Because the Lake’s Platinum program seeks to eliminate the traditional inconveniences of managing one’s health needs on a regular basis, patients no longer need to worry about scheduling appointments, filling prescriptions, or even completing insurance forms. The Platinum team ensures that every health care need—from the most chronic of health conditions to the monotony of paperwork—is handled.
Stephen Rotenberg, president of Louisiana Chemical Equipment, says he signed up for the Platinum program when it became available in October so he could have an all-access pass to the primary care doctor he has known for 12 years.
“I wanted to have access to him for questions and a comfort level that there was someone I could rely on,” Rotenberg says. Prior to the Platinum program, he was seeing Chastain for the full executive physical that is now part of both the Executive Wellness Program and Platinum program.

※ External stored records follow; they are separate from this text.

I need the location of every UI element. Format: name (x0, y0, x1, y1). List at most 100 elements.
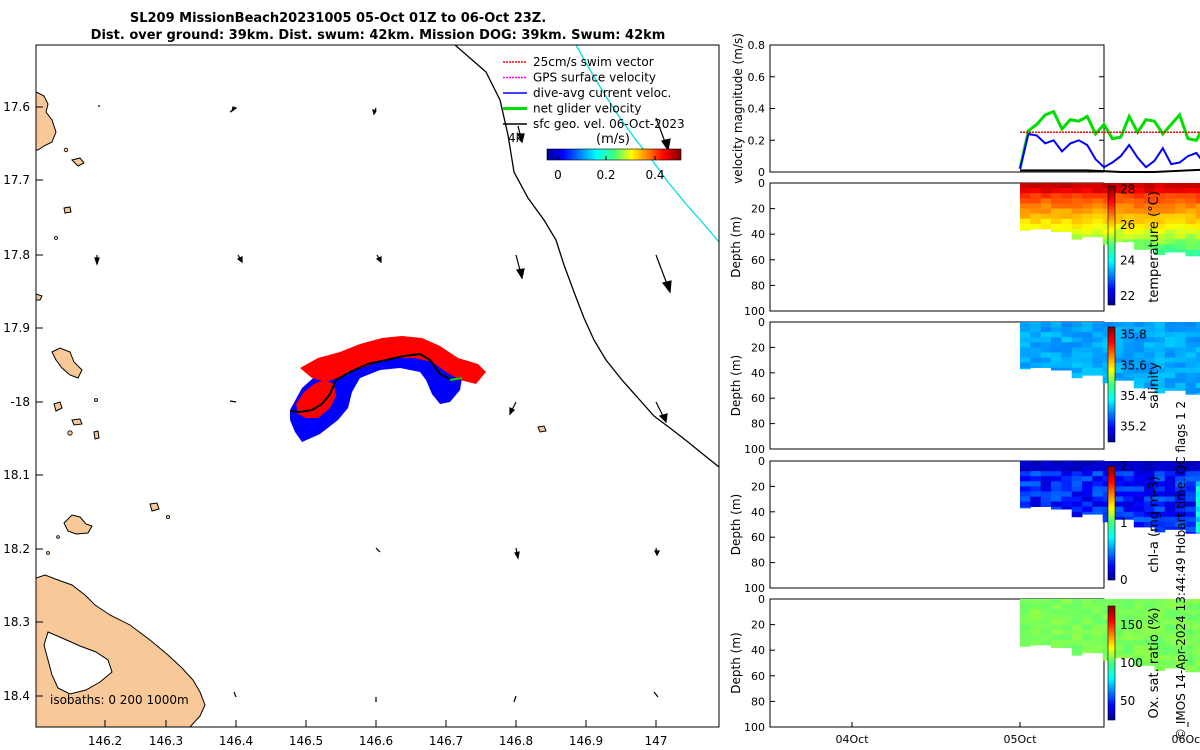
profile-cell (1164, 506, 1176, 513)
profile-cell (1144, 522, 1155, 528)
profile-cell (1185, 516, 1197, 523)
profile-cell (1154, 337, 1166, 343)
profile-cell (1092, 352, 1104, 358)
profile-cell (1164, 372, 1176, 379)
profile-cell (1133, 634, 1145, 641)
profile-cell (1061, 506, 1073, 510)
profile-cell (1082, 188, 1093, 194)
profile-cell (1144, 203, 1155, 209)
profile-cell (1123, 624, 1135, 630)
profile-cell (1175, 377, 1186, 384)
island-7 (149, 502, 160, 512)
profile-cell (1195, 655, 1200, 661)
profile-cell (1133, 476, 1145, 482)
profile-cell (1071, 650, 1083, 656)
profile-cell (1082, 486, 1093, 492)
profile-cell (1154, 655, 1166, 661)
profile-cell (1061, 599, 1073, 605)
profile-cell (1020, 367, 1031, 370)
profile-cell (1185, 670, 1197, 673)
profile-cell (1092, 599, 1104, 605)
profile-cell (1154, 327, 1166, 333)
profile-cell (1175, 614, 1186, 620)
profile-cell (1113, 650, 1124, 656)
profile-cell (1030, 183, 1042, 189)
profile-cell (1144, 224, 1155, 230)
profile-cell (1113, 655, 1124, 659)
profile-cell (1092, 466, 1104, 472)
profile-cell (1195, 229, 1200, 235)
profile-cell (1040, 634, 1052, 641)
profile-cell (1123, 377, 1135, 381)
profile-cell (1051, 481, 1062, 487)
profile-cell (1113, 203, 1124, 209)
profile-cell (1051, 352, 1062, 358)
profile-cell (1133, 322, 1145, 328)
profile-cell (1185, 218, 1197, 225)
profile-cell (1051, 342, 1062, 348)
profile-cell (1175, 239, 1186, 245)
profile-cell (1175, 352, 1186, 358)
profile-cell (1164, 203, 1176, 209)
profile-cell (1164, 337, 1176, 343)
profile-cell (1164, 322, 1176, 328)
colorbar-label: temperature (°C) (1147, 191, 1162, 303)
profile-cell (1092, 506, 1104, 513)
profile-cell (1051, 609, 1062, 615)
profile-y-tick-label: 20 (751, 203, 765, 216)
profile-cell (1175, 624, 1186, 630)
profile-cell (1113, 629, 1124, 636)
profile-cell (1195, 203, 1200, 209)
profile-cell (1164, 466, 1176, 472)
profile-cell (1144, 645, 1155, 651)
profile-cell (1071, 604, 1083, 610)
colorbar-tick-label: 0.2 (596, 168, 615, 182)
profile-cell (1020, 614, 1031, 620)
profile-cell (1164, 614, 1176, 620)
profile-cell (1102, 183, 1114, 189)
profile-cell (1061, 614, 1073, 620)
profile-cell (1082, 650, 1093, 654)
arrow-scale-label: 4k (508, 131, 523, 145)
profile-cell (1082, 193, 1093, 199)
profile-cell (1040, 218, 1052, 225)
profile-cell (1092, 183, 1104, 189)
island-3 (71, 157, 85, 167)
profile-cell (1071, 203, 1083, 209)
profile-cell (1051, 471, 1062, 477)
profile-cell (1195, 609, 1200, 615)
profile-cell (1092, 511, 1104, 515)
geo-arrow (654, 547, 660, 557)
colorbar-tick-label: 28 (1120, 183, 1135, 197)
profile-cell (1133, 342, 1145, 348)
profile-cell (1175, 332, 1186, 338)
profile-cell (1092, 347, 1104, 353)
profile-cell (1185, 609, 1197, 615)
profile-cell (1082, 511, 1093, 515)
profile-cell (1164, 383, 1176, 389)
profile-cell (1144, 357, 1155, 363)
profile-cell (1082, 213, 1093, 220)
profile-cell (1164, 604, 1176, 610)
profile-cell (1175, 367, 1186, 374)
profile-cell (1061, 203, 1073, 209)
profile-cell (1164, 629, 1176, 636)
profile-cell (1144, 624, 1155, 630)
profile-cell (1144, 466, 1155, 472)
profile-cell (1154, 352, 1166, 358)
profile-cell (1123, 650, 1135, 656)
profile-cell (1082, 506, 1093, 513)
profile-cell (1040, 362, 1052, 368)
profile-cell (1020, 604, 1031, 610)
profile-cell (1113, 624, 1124, 630)
legend-label: dive-avg current veloc. (533, 86, 671, 100)
colorbar-tick-label: 35.4 (1120, 389, 1147, 403)
geo-arrow (517, 125, 525, 144)
profile-cell (1154, 367, 1166, 374)
profile-cell (1092, 218, 1104, 225)
profile-cell (1154, 660, 1166, 666)
colorbar-tick-label: 0.4 (645, 168, 664, 182)
profile-cell (1195, 383, 1200, 389)
profile-cell (1185, 660, 1197, 666)
profile-cell (1082, 619, 1093, 625)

“Everyone has a friend or relative who is a doctor, but they don’t really know you,” Rotenberg says. “With this, you are asking someone who knows your medical history.”
With more than 30 executives already signed up since enrollment for the Platinum program opened in October, Chastain says he is looking forward to focusing on each individual.
“We are going to get you what you need so that when you walk out this door, you know exactly where you stand from a health care standpoint,” Chastain says. “That is what I love. That is what I am passionate about.”